How to stretch a tiny sustainability budget

Greener Museums operated from 2008 to 2012 as a sustainability company that served museums and the cultural sector. It worked with museums of all kinds and sizes, all over the world, to help accelerate progress towards sustainability. Today its website serves as an archive containing case studies, newsletters and resources. Here are just a few of its tips on stretching a tiny sustainability budget.

Case study

  • Warrington Museum switch-off campaign: The museum office consumption averaged about 20.4Kwh per day before any action was taken.  Colleagues were encouraged to take action by setting up a white board to show staff their weekly energy consumption, reminding staff to control their energy use by leaving lights off longer, turning off printers when not in use etc. and offering a green prize draw gift as an incentive.
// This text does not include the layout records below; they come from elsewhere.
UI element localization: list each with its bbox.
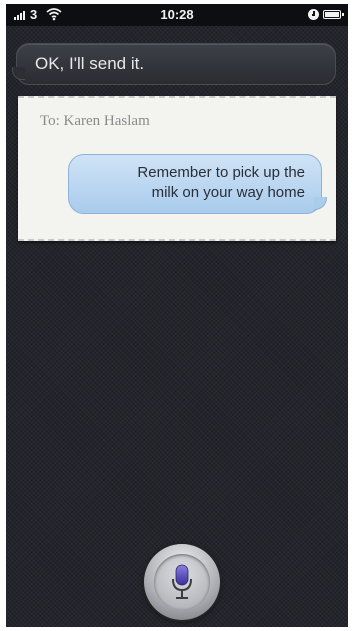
message-body-line-1: Remember to pick up the	[137, 164, 305, 181]
message-recipient: To: Karen Haslam	[40, 113, 150, 129]
battery-icon	[323, 10, 344, 19]
orientation-lock-icon	[308, 9, 319, 20]
siri-screen: 3 10:28 OK, I'll send it. To: Karen Hasl…	[6, 4, 348, 627]
message-preview-card[interactable]: To: Karen Haslam Remember to pick up the…	[18, 96, 336, 241]
mic-button-face	[154, 554, 210, 610]
status-bar: 3 10:28	[6, 4, 348, 26]
siri-response-bubble: OK, I'll send it.	[12, 43, 336, 85]
message-bubble: Remember to pick up the milk on your way…	[68, 154, 327, 214]
siri-mic-button[interactable]	[144, 544, 220, 620]
microphone-icon	[172, 564, 192, 599]
status-time: 10:28	[160, 7, 194, 22]
message-body-line-2: milk on your way home	[151, 184, 305, 201]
In just the first month they reduced electricity consumption to 17.6Kwh which was a saving of around 14%. In 2009/10 spending on elecrticity in the office area was £2,219 on their electricity bills. This was reduced in 2010/11 by £266, nearly 12% of the utility bill. Although this number might seem small, it’s huge for a small museum.

Top tips

  • One of the first things to do is measure, monitor and report your electricity and gas utility costs. The important thing is that more than just the person who pays the bill knows what the cost actually is. If you want people to make a change in their behaviour you need to give them a reason to do so. Museums who have started by just telling staff how much the museum spends each month on electricity and gas have seen immediate reductions in energy use, ranging from 10-14%. If you’ve ever started watching your own personal spending you’ll know why this works! Just seeing what you spend helps you to find places to save.
  • Next identify some simple, easy, fast, and free things they can do to cut those bills. You could do a quick and easy campaign, just around these items. Some good examples are turning the lights on later in the spring and summer, when there is plenty of daylight available. Another idea is to make sure all of your computers, monitors, copiers, printers and faxes are turned off at night.
  • Finally, make sure you are working with colleagues. You want to find out what might already be happening. There is usually an individual in the museum who has a great idea or system for saving energy, but they don’t tell anyone! Sharing knowledge is really important, especially when you’ve got a tiny budget. You need leverage the expertise of those around you.